Under South Africa’s G20 Presidency, he announced, health ministers will convene in Limpopo next month to address global inequities in health financing. “We will be joined by the WHO Director-General and Nobel laureate Joseph Stiglitz,” he said. “Together, we will reaffirm that healthcare belongs to the people — not the shareholders.”

From Global Dialogue to National Direction

By the day’s end, a theme had crystallised: South Africa’s struggle is not only political or economic — it is moral, institutional, and global all at once.

The Chinese spoke of shared development, the Europeans of partnership through trust, the South Africans of state capacity and citizen dignity.
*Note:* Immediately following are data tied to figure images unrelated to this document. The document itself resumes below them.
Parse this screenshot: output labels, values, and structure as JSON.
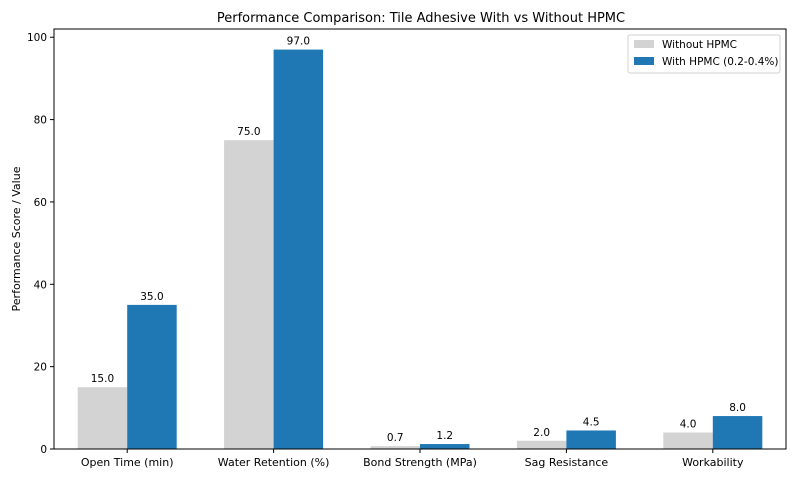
{
  "chart_data": {
    "type": "bar",
    "title": "Performance Comparison: Tile Adhesive With vs Without HPMC",
    "xlabel": "",
    "ylabel": "Performance Score / Value",
    "ylim": [
      0,
      102
    ],
    "yticks": [
      0,
      20,
      40,
      60,
      80,
      100
    ],
    "categories": [
      "Open Time (min)",
      "Water Retention (%)",
      "Bond Strength (MPa)",
      "Sag Resistance",
      "Workability"
    ],
    "series": [
      {
        "name": "Without HPMC",
        "color": "#d3d3d3",
        "values": [
          15.0,
          75.0,
          0.7,
          2.0,
          4.0
        ]
      },
      {
        "name": "With HPMC (0.2-0.4%)",
        "color": "#1f77b4",
        "values": [
          35.0,
          97.0,
          1.2,
          4.5,
          8.0
        ]
      }
    ],
    "legend_position": "top-right",
    "grid": false
  }
}
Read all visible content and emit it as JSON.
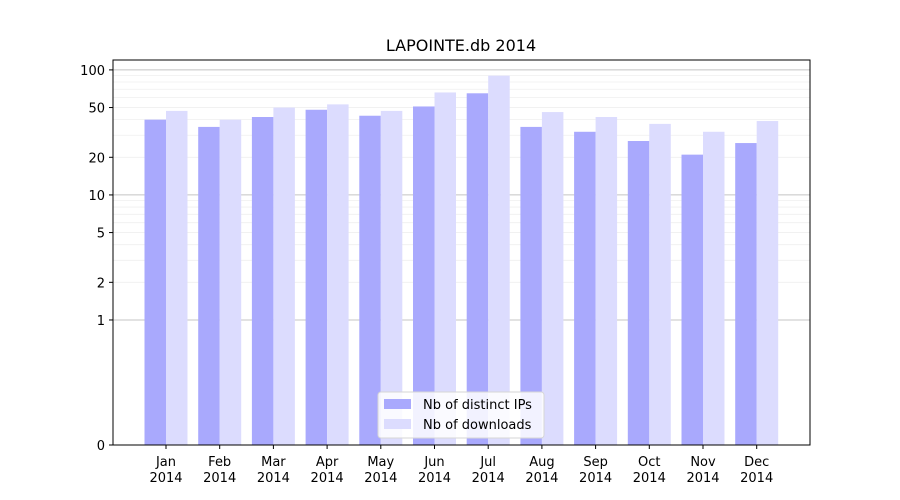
{
  "chart_data": {
    "type": "bar",
    "title": "LAPOINTE.db 2014",
    "xlabel": "",
    "ylabel": "",
    "yscale": "symlog",
    "ylim": [
      0,
      120
    ],
    "yticks": [
      0,
      1,
      2,
      5,
      10,
      20,
      50,
      100
    ],
    "ytick_labels": [
      "0",
      "1",
      "2",
      "5",
      "10",
      "20",
      "50",
      "100"
    ],
    "grid": true,
    "legend_position": "bottom-center",
    "categories": [
      [
        "Jan",
        "2014"
      ],
      [
        "Feb",
        "2014"
      ],
      [
        "Mar",
        "2014"
      ],
      [
        "Apr",
        "2014"
      ],
      [
        "May",
        "2014"
      ],
      [
        "Jun",
        "2014"
      ],
      [
        "Jul",
        "2014"
      ],
      [
        "Aug",
        "2014"
      ],
      [
        "Sep",
        "2014"
      ],
      [
        "Oct",
        "2014"
      ],
      [
        "Nov",
        "2014"
      ],
      [
        "Dec",
        "2014"
      ]
    ],
    "series": [
      {
        "name": "Nb of distinct IPs",
        "color": "#a9a9fd",
        "values": [
          40,
          35,
          42,
          48,
          43,
          51,
          65,
          35,
          32,
          27,
          21,
          26
        ]
      },
      {
        "name": "Nb of downloads",
        "color": "#dcdcfe",
        "values": [
          47,
          40,
          50,
          53,
          47,
          66,
          90,
          46,
          42,
          37,
          32,
          39
        ]
      }
    ]
  }
}
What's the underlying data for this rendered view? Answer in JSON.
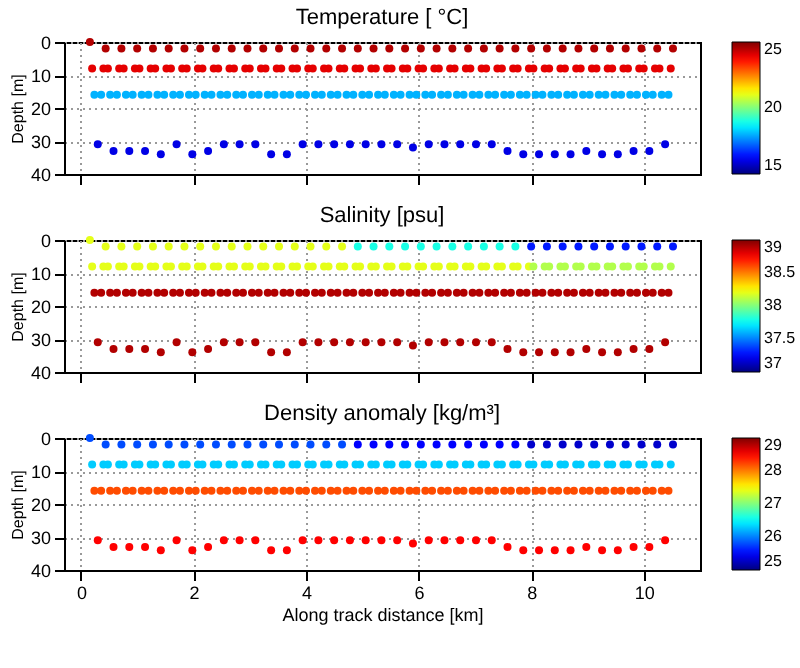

Each, in their own language, called for a new balance between markets and humanity, between openness and self-determination.

As the conference drew to a close, one could sense both anxiety and hope in the hall — anxiety at how fragile the democratic project has become, hope that its renewal might yet come from within.

“We have achieved macro stability,” the economist had said at the start, “but not transformation.” By sunset, the message had evolved: transformation will not come from markets or politics alone — it will come from a nation rediscovering its agency.

And perhaps, in that mountain air where global leaders and South African thinkers met eye to eye, the country took a small step closer to doing just that.